If you’re lucky, you move quickly to a position where you respect each other’s expertise and input, recognising that you are both working for the greater good of the writing in front of you.

If you’re not … Well, here are two very good and different examples of what happens when the writer–editor relationship doesn’t quite go to plan. The first is a much-leaked e-mail sent to his Sunday Times sub-editors by Giles Coren, more famous just now (May 2011) for leaking of his own – and the e-mail two of his editors sent in reply. I find it impossible to read Coren’s letter (even now, when I’ve read it numerous times already) without holding a range of contradictory feelings towards the man writing it. There’s huge, foul-mouthed arrogance here, obviously, twinned with contemptuous disdain for the artisans working on his text. But there’s passion and pride, too, the kind of belief in and dedication to his writing that every editor and every reader longs to find in the writers they read. And he’s right, too, ungainsayably right. What the editor has done is change the way in which the final sentence reads, away from Coren’s original intentions.

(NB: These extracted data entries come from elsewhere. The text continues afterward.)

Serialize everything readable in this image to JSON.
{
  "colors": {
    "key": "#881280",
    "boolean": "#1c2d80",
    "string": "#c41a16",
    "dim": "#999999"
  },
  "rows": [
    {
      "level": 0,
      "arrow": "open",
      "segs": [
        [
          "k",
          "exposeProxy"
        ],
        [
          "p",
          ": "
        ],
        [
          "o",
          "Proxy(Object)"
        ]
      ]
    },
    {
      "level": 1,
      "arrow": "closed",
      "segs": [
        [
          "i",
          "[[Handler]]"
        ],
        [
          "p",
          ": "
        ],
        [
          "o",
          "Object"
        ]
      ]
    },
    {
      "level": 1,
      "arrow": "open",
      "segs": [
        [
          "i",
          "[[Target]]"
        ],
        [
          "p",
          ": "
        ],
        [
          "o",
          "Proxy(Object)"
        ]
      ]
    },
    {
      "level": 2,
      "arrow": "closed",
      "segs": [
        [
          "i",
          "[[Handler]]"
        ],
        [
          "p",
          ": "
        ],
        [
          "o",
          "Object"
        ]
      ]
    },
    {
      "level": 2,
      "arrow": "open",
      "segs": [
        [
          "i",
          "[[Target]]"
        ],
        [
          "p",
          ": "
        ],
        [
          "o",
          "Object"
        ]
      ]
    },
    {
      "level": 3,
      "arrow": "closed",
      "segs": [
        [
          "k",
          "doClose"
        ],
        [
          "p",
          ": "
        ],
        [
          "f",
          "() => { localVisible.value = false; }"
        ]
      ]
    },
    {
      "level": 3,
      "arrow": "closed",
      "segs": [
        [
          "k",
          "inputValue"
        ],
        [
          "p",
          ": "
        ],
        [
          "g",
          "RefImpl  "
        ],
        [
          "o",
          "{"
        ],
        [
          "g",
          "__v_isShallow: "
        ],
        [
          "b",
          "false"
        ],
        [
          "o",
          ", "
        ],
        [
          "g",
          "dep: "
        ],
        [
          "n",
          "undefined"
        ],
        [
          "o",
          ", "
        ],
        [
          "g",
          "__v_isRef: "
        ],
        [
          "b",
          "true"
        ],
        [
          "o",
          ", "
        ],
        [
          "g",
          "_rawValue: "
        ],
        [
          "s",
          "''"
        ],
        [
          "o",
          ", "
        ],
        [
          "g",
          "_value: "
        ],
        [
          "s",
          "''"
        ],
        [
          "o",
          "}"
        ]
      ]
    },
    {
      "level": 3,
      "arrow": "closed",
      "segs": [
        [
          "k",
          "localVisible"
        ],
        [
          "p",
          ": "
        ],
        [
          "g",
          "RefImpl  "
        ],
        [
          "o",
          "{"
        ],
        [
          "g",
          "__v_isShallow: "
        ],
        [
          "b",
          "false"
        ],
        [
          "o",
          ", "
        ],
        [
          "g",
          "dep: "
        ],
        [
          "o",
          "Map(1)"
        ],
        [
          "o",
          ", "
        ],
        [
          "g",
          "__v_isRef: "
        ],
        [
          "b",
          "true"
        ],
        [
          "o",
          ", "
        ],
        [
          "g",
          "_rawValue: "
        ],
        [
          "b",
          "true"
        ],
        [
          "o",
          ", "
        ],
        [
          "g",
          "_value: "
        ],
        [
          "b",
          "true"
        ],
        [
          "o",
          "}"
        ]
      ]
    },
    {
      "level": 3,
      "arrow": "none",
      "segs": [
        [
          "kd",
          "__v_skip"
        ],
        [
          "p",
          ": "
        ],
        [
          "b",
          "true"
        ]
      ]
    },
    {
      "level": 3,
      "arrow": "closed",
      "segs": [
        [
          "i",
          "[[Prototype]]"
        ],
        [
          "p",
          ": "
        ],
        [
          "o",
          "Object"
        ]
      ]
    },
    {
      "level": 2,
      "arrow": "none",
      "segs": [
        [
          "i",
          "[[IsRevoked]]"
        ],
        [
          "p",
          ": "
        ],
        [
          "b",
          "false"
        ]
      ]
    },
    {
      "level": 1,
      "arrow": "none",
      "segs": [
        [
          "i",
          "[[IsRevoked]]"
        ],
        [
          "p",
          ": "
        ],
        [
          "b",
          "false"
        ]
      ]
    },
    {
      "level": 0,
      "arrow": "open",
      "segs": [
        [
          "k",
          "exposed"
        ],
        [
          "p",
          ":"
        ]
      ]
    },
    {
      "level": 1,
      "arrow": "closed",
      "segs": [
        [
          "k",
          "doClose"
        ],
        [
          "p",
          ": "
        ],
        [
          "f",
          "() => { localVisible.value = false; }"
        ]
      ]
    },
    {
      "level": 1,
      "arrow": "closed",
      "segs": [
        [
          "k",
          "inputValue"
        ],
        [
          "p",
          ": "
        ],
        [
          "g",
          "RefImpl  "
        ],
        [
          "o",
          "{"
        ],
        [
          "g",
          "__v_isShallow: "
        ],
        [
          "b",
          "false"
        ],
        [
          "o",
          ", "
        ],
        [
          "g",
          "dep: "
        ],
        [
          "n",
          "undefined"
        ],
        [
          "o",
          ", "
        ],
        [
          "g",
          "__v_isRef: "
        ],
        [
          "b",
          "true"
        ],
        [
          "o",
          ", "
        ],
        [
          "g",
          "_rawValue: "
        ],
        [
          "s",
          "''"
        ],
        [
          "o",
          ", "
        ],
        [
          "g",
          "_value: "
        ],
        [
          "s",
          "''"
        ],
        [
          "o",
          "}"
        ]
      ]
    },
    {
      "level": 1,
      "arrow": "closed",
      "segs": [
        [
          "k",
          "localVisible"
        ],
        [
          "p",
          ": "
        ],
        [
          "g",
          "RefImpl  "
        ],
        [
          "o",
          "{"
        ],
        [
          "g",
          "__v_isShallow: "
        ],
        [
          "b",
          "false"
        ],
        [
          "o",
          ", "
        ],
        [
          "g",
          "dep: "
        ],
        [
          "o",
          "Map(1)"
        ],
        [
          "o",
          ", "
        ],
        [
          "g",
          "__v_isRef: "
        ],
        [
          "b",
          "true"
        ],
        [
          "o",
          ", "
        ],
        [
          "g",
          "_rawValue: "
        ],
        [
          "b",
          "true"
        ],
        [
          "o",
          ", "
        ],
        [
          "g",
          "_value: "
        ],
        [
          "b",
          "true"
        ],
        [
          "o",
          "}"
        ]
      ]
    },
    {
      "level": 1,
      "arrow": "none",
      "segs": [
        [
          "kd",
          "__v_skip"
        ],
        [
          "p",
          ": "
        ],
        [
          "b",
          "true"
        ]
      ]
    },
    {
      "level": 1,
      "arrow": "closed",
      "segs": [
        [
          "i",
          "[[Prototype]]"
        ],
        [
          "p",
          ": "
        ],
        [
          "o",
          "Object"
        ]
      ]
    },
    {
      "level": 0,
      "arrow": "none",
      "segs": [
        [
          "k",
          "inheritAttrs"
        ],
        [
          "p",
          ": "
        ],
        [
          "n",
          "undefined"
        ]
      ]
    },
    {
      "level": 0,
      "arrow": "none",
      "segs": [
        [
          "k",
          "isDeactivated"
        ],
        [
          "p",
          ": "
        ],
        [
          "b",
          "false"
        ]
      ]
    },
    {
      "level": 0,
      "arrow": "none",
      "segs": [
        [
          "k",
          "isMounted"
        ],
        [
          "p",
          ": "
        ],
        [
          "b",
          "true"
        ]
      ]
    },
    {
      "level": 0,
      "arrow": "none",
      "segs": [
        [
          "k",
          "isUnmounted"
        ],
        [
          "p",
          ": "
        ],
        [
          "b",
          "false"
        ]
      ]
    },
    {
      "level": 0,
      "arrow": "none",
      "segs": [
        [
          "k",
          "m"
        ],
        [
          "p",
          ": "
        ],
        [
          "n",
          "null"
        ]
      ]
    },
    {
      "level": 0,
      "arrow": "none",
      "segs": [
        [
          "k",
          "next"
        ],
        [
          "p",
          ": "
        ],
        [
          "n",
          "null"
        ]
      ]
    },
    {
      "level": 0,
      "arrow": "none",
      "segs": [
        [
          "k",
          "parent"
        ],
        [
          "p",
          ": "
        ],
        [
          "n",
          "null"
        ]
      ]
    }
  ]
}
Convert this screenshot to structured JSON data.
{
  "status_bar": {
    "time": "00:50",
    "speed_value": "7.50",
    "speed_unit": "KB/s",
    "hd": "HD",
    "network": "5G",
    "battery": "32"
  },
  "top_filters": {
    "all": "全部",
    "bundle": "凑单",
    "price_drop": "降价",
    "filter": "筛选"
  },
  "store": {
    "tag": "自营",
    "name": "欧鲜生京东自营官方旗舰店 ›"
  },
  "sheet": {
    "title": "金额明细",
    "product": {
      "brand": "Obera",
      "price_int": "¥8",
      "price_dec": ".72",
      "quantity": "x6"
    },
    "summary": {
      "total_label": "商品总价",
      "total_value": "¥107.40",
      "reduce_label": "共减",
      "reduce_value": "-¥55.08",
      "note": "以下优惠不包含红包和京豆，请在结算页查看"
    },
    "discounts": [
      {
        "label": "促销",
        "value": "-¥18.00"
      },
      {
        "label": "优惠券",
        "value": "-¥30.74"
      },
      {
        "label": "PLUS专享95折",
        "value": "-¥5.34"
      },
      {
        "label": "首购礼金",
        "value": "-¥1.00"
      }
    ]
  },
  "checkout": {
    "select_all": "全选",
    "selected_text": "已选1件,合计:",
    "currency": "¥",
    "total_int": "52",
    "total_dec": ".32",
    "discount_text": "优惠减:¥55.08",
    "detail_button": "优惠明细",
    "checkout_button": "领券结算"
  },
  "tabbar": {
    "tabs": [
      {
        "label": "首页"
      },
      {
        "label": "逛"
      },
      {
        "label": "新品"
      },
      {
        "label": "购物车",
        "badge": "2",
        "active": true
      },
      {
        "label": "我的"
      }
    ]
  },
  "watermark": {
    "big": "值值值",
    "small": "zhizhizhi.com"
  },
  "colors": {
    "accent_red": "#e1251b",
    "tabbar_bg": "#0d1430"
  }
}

And then, what about the reply? Much though I would like to support what the Sunday Times sub-editors say, being much more of an editor myself than a writer, they’ve got it wrong, from their first sentence’s opinion-as-fact to their failure to address the matter of having, ahem, made a mistake. Just because so much of the raw copy editors have to work on is presented in such a poor state, it doesn’t entitle any editor to treat all raw copy in the same way. That kind of assumption is exactly the lazy subbing that Coren, more colourfully, claims it to be. And just because he is (on the evidence of his letters) an obnoxious, arrogant prima donna doesn’t mean that the editors shouldn’t have had the guts to put their hands up, regardless of the history between them, and say ‘Fair cop, you’re right. We got it wrong. Sorry, Giles.’

That seems to have been the reaction of Jonathan Cape to the huge (almost 40 pages of the Penguin Modern Classic I bought in the mid-1980s) and hugely self-defensive letter written to him by Malcolm Lowry in response to a number of critical comments made by readers of Under the Volcano. [1] (Sadly, that letter doesn’t appear to be available on the internet but it is reproduced at the front of several editions of Lowry’s magnificent novel – it provides a fascinating accompaniment to the novel.) True, there’s arrogance in Lowry’s letter, as there is in Giles Coren’s e-mail, and there’s the same self-importance and sense of his own uniqueness that at times threaten to spoil his novel. More significantly, Lowry seems unable to accept that, if people reading his book didn’t understood it as he intended, the fault might not necessarily lie in their reading, but possibly in his writing of the book.

But the passion and the pride of the letter must have swung it for Lowry, causing Jonathan Cape to publish the book unabridged and virtually unedited. It’s one of those gestures of faith and bravery that must happen relatively infrequently in publishing, else we’d hear more about a lot more of them.

But, half a century apart, both these pieces of correspondence also raise one interesting and unanswered question. What about the reader? If the subtlety of the author’s writing is going to be lost on the reader (how many of us knew the Soho slang of ‘a nosh’, for example?) wasn’t the editor’s instinct broadly correct? And, if editor and writer had agreed to lighten the architectural density of Under the Volcano, would the benefit of its being read and appreciated by significantly more readers possibly have outweighed the loss of the original’s artistic purity?

[1] Its first sentence is a gem and indicative of the elliptical style of this writer! ‘Dear Mr Cape: / Thank you very much indeed for yours of the 29th November [1945], which did not reach me, however, until New Year’s Eve, and moreover reached me here, in Cuernavaca, where, completely by chance, I happen to be living in the very tower which was the original of the house of M. Laruelle, which I had only seen previously from the outside, and that ten years ago, but which is the very place where as it happens the Consul in the Volcano also had a little complication with some delayed correspondence.’